Ora o banco mercantil que tal serviço fez, emittiu apolices, iguaes na essencia, ás obrigações da companhia das aguas; porque não são isentas? Onde está a coherencia?

Ouvirei attentamente a resposta do sr. ministro da fazenda, e espero que se não esqueça d'esta parte da questão; aguardo que s. ex.ª nos diga porque artigo do projecto ficam tributadas as obrigações do credito predial; isentos os lucros da companhia das lezirias; attendida a equidade para com todos os bancos e companhias; e finalmente rogo a s. ex.ª que nos convença de que o artigo 4.° ficou redigido de modo que não é consideravelmente reduzida a receita que esta camara aguardava.

Escusado é dizer, que em tudo quanto acabei de expor não fiz politica. Entendo que esta lei não tem nada com o que em Portugal se chama politica; palavra cuja significação, não tenho talvez comprehendido muito bem, nem talvez necessito comprehender. Julgo que a intenção de todos é tornar a lei tão clara quanto possivel, e acrescentar a receita do estado, quanto o permittam a justiça e a equidade.

Se eu tivesse tomado parte na discussão que houve o anno passado a este respeito, votaria contra todo o projecto; mas entendi que tinha unicamente de occupar-me das alterações feitas na outra camara.

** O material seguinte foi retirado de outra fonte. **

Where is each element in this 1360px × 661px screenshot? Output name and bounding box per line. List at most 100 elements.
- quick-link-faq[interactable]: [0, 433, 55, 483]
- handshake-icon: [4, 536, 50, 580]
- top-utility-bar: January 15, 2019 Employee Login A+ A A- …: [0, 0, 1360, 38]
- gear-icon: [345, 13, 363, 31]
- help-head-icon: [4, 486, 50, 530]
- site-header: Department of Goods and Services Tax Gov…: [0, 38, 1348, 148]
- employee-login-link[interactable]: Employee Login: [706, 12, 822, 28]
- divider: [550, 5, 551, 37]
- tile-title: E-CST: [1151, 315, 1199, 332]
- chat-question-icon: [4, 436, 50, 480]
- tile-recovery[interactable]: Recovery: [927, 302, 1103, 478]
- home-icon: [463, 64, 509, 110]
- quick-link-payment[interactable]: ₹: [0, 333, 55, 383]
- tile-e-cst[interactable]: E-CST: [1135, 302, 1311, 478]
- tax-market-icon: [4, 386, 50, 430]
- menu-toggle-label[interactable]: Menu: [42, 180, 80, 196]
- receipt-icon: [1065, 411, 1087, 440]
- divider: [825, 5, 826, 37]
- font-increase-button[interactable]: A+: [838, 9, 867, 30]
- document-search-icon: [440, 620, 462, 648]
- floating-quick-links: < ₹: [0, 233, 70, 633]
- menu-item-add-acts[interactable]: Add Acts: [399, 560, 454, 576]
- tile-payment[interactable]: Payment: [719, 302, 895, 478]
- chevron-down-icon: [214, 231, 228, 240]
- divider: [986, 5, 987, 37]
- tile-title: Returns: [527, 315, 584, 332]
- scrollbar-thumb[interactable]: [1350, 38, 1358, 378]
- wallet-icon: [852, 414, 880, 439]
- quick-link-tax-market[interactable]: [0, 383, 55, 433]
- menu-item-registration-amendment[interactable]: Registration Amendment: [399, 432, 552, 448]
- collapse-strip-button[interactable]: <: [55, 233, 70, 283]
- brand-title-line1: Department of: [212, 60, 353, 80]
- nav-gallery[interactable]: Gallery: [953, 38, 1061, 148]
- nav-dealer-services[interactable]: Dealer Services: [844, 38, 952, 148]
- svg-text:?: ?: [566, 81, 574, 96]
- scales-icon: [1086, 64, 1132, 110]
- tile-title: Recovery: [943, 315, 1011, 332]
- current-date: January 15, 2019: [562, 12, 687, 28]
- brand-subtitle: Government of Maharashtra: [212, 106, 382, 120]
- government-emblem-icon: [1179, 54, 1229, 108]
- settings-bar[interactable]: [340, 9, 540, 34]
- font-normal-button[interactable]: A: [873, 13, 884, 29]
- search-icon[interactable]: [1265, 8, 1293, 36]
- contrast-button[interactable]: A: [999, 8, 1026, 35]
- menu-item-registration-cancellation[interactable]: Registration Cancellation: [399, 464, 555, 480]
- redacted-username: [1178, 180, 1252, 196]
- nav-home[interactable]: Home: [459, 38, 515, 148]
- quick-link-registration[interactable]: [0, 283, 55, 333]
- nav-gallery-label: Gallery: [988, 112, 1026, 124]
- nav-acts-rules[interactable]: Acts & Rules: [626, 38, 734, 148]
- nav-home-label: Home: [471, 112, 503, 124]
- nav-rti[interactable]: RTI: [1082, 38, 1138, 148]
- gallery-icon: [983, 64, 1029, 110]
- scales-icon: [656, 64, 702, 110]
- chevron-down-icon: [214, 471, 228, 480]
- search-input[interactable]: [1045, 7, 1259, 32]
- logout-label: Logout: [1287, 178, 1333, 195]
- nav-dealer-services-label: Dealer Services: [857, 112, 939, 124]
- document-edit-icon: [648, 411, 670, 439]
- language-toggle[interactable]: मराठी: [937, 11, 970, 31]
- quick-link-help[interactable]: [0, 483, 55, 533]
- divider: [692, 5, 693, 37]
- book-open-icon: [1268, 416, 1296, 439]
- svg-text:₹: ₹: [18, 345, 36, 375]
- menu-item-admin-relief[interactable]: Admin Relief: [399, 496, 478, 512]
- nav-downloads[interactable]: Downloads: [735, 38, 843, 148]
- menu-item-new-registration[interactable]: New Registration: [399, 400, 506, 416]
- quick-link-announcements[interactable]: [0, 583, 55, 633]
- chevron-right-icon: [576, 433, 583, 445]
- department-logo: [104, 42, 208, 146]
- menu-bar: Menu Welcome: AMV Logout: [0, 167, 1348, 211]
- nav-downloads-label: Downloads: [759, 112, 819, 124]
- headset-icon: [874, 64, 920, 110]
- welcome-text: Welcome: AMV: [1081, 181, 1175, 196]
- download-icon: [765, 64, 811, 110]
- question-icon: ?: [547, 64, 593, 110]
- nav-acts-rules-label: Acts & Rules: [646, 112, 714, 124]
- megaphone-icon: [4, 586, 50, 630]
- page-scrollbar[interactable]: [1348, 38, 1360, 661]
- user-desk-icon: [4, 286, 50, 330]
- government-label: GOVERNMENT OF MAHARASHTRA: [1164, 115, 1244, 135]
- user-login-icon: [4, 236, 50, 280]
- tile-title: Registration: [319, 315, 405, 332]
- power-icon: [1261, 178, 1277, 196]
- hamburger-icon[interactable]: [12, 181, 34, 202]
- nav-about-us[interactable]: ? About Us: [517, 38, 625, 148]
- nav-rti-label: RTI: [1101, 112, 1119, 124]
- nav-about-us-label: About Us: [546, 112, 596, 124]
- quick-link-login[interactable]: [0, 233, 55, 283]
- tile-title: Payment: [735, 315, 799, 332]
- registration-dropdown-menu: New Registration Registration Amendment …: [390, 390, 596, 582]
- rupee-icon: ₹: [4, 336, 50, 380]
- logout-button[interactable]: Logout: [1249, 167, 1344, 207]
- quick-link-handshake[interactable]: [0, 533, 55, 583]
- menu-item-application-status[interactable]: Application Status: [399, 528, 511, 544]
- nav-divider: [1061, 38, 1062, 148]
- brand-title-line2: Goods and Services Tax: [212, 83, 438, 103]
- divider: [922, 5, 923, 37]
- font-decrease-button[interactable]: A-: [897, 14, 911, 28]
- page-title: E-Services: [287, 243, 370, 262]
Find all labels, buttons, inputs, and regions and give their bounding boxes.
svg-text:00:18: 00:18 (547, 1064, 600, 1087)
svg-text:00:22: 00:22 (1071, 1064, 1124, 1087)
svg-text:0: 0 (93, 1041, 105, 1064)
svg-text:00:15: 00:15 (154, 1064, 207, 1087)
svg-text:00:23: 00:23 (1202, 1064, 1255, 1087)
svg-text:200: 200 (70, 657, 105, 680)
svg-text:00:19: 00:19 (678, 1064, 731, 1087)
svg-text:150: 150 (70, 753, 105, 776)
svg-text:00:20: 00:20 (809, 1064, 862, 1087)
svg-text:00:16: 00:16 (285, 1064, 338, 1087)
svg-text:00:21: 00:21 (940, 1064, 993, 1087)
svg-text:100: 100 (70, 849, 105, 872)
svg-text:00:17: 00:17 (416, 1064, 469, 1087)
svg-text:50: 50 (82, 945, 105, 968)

Terminando direi, que o tempo que ha de levar a eleição da commissão mixta, e a discussão de um novo projecto que transitará por ambas as camaras não póde ser impedimento para a promulgação da respectiva lei no corrente anno; basta dizer que este projecto foi discutido na camara alta em um só dia, e n'esta em dois ou tres; portanto ha ainda muito tempo para que esta lei seja revista, e saia o mais aperfeiçoada possivel.

Rectificações

No discurso do sr. deputado Agostinho de Ornellas, publicado no Diario da camara, pag. 759, lin. 18.ª, onde se lê = camara = leia-se = censura =; lin. 63.ª, onde se lê = todavia e o = leia-se = todavia o =.